On September 11, 2001, two hijacked airplanes struck the World Trade Center, destroying both buildings and killing thousands. In the aftermath, the stocks of both United and American Airlines plummeted in value. Until that morning, no one had any idea that this was about to happen or that it was even a possibility. The risk was essentially unquantifiable and until after the event there was no practical way of stating the parameters of its occurrence -- this kind of uncertainty is also unquantifiable. 

This second kind of uncertainty, an uncertainty without delimiting parameters, has come to be known as "Knightian uncertainty," and is commonly distinguished in economics from quantifiable certainty, which, as Knight noted, is more accurately termed "risk." 

Uncertainty and Sentiment

9/11 focused everyone's attention, on uncertainty among other things. The general drift of many respected books on the subject following the disaster is that our feelings of certainty are largely illusory -- we only think certain events won't happen because to date they haven't. This view, however, has no plausible rationale -- it is simply a feeling. 

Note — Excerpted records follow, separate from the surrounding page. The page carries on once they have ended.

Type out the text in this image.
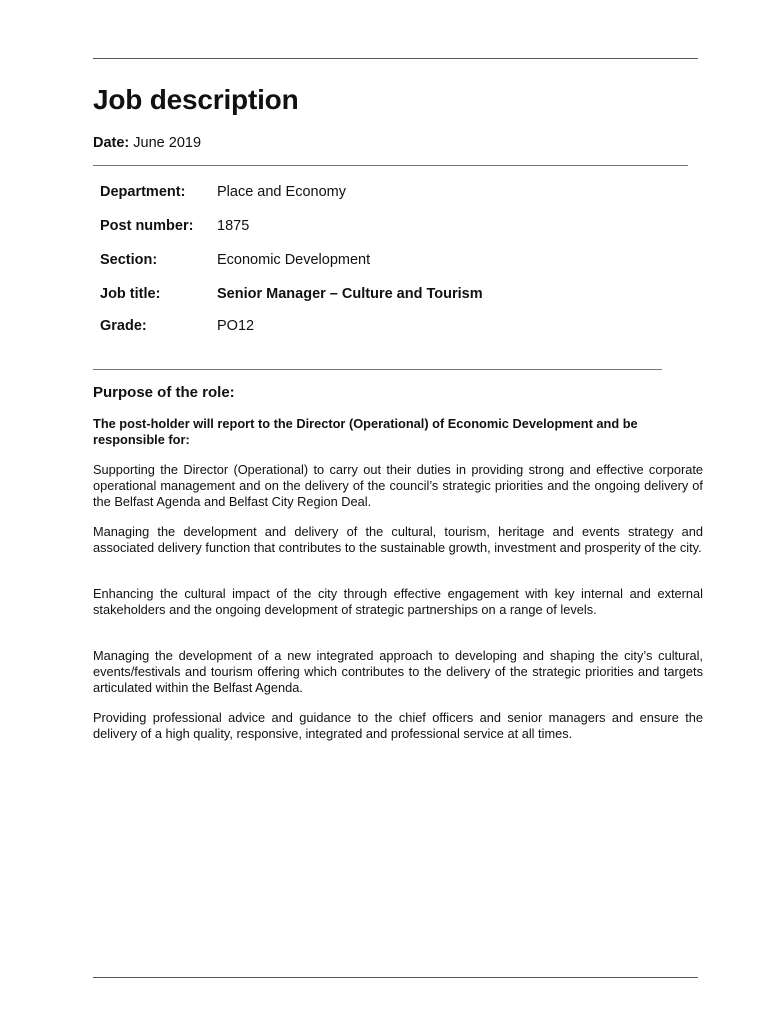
Job description
Date: June 2019
Department: Place and Economy
Post number: 1875
Section:	Economic Development
Job title:	Senior Manager – Culture and Tourism
Grade:	PO12
Purpose of the role:

The post-holder will report to the Director (Operational) of Economic Development and be responsible for:

Supporting the Director (Operational) to carry out their duties in providing strong and effective corporate operational management and on the delivery of the council’s strategic priorities and the ongoing delivery of the Belfast Agenda and Belfast City Region Deal.

Managing the development and delivery of the cultural, tourism, heritage and events strategy and associated delivery function that contributes to the sustainable growth, investment and prosperity of the city.

Enhancing the cultural impact of the city through effective engagement with key internal and external stakeholders and the ongoing development of strategic partnerships on a range of levels.

Managing the development of a new integrated approach to developing and shaping the city’s cultural, events/festivals and tourism offering which contributes to the delivery of the strategic priorities and targets articulated within the Belfast Agenda.

Providing professional advice and guidance to the chief officers and senior managers and ensure the delivery of a high quality, responsive, integrated and professional service at all times.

Perhaps the most influential of these books on uncertainty is Nassim Nicholas Taleb's "Black Swan: The Impact of the Highly Improbable." His thesis, which he proposes with many examples, is that there is an innate and largely unconscious human tendency to draw a limiting circle around a given reality, and to think of whatever is in that circle as all there is and either to think of everything outside the circle as an impossibility or, more often, not to think about it at all.  

Because in Europe, all swans were white, no one had ever considered the possibility of a black swan. Yet, they're not that unusual in Australia. The world, Taleb, writes, is filled with "black swan events," many of them potentially catastrophic, like 9/11. Because we haven't experienced them, we may believe they cannot exist. In consequence, Taleb further argues, we're prevented from taking preventive measures to avoid them that might have occurred to us if we'd considered them possible -- or considered them at all. 

We're back in the briefing room with Rumsfeld, facing two kinds of uncertainty -- the kinds of uncertainty we know are uncertain and the other kind, the black swans, we don't even know we don't know about.